A few weeks ago, a team of Google researchers presented a project that may just revolutionize image search. See, during the last few years, image search has been rapidly growing in popularity. Development in this field, however, has been slow at best. Right now search results are still dependent on textual clues like filenames, image title, and the accompanying body text on the webpage. The new research tries to improve on this by allowing key features of the image itself to be part of the search criteria.
This used to be deemed impossible because of computational cost. Let me explain. Text-based search is relatively easy because words are composed of only a few bytes, and algorithms have been thoroughly refined for fast high-volume searches. Meanwhile, images are usually tens of kilobytes to hundreds of kilobytes each. Sifting through the millions of images online takes considerably much more time. The proposed solution in the paper presented is a hybrid of text and image-based search to solve this problem. The process goes like this:
First, the current Google Image Search algorithm, which uses text clues, is used to filter out 1000 of the most relevant search results. Next, this more manageable volume of images will be processed to look for similarities. Google will try to find the patterns most commonly shared among the population. A system called VisualRank will determine “authority”. The image with bears features repeated most often among all other images will rank the highest. In a sense, it’s not much different to PageRank, a tried and tested Google algorithm which uses links as primary determinant. The key to rank well, it seems, is to isolate the least common denominator in your photos. As they refine the algorithm, getting good rankings is bound to get more complex as well.

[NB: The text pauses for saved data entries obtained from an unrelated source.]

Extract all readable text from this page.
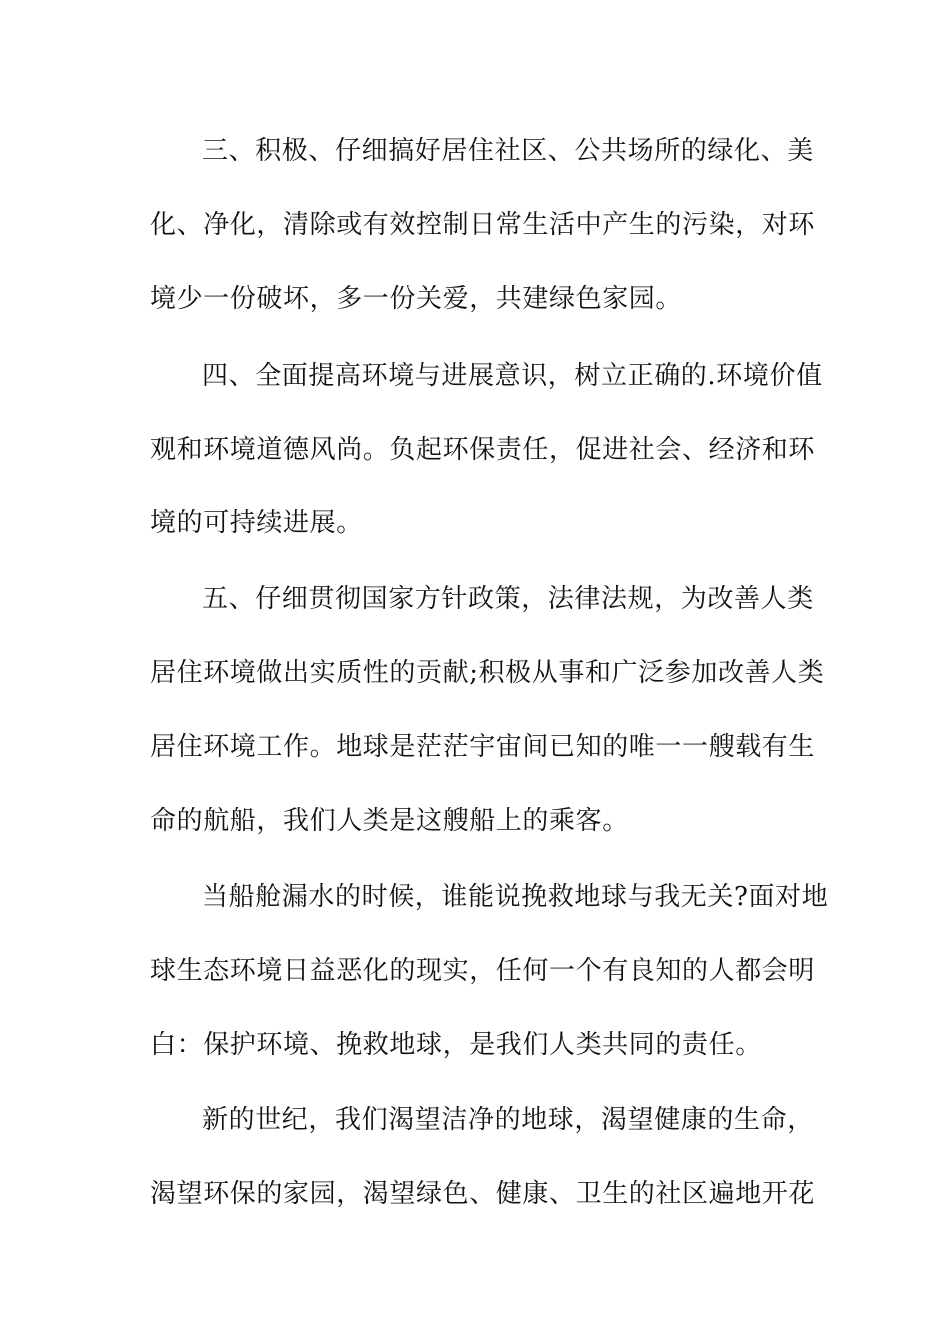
三、积极、仔细搞好居住社区、公共场所的绿化、美
化、净化，清除或有效控制日常生活中产生的污染，对环
境少一份破坏，多一份关爱，共建绿色家园。
四、全面提高环境与进展意识，树立正确的.环境价值
观和环境道德风尚。负起环保责任，促进社会、经济和环
境的可持续进展。
五、仔细贯彻国家方针政策，法律法规，为改善人类
居住环境做出实质性的贡献;积极从事和广泛参加改善人类
居住环境工作。地球是茫茫宇宙间已知的唯一一艘载有生
命的航船，我们人类是这艘船上的乘客。
当船舱漏水的时候，谁能说挽救地球与我无关?面对地
球生态环境日益恶化的现实，任何一个有良知的人都会明
白：保护环境、挽救地球，是我们人类共同的责任。
新的世纪，我们渴望洁净的地球，渴望健康的生命，
渴望环保的家园，渴望绿色、健康、卫生的社区遍地开花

Results have been very encouraging. A comparison of the current Google Image Search with the new method showed that a significant majority of users preferred the latter. The results it churned out contained less irrelevant images, increasing user satisfaction. Although this method still has some issues to work on and has yet to see the green light for deployment, it has a tremendous potential for product image searches. This makes it worth keeping an eye on for any serious web worker.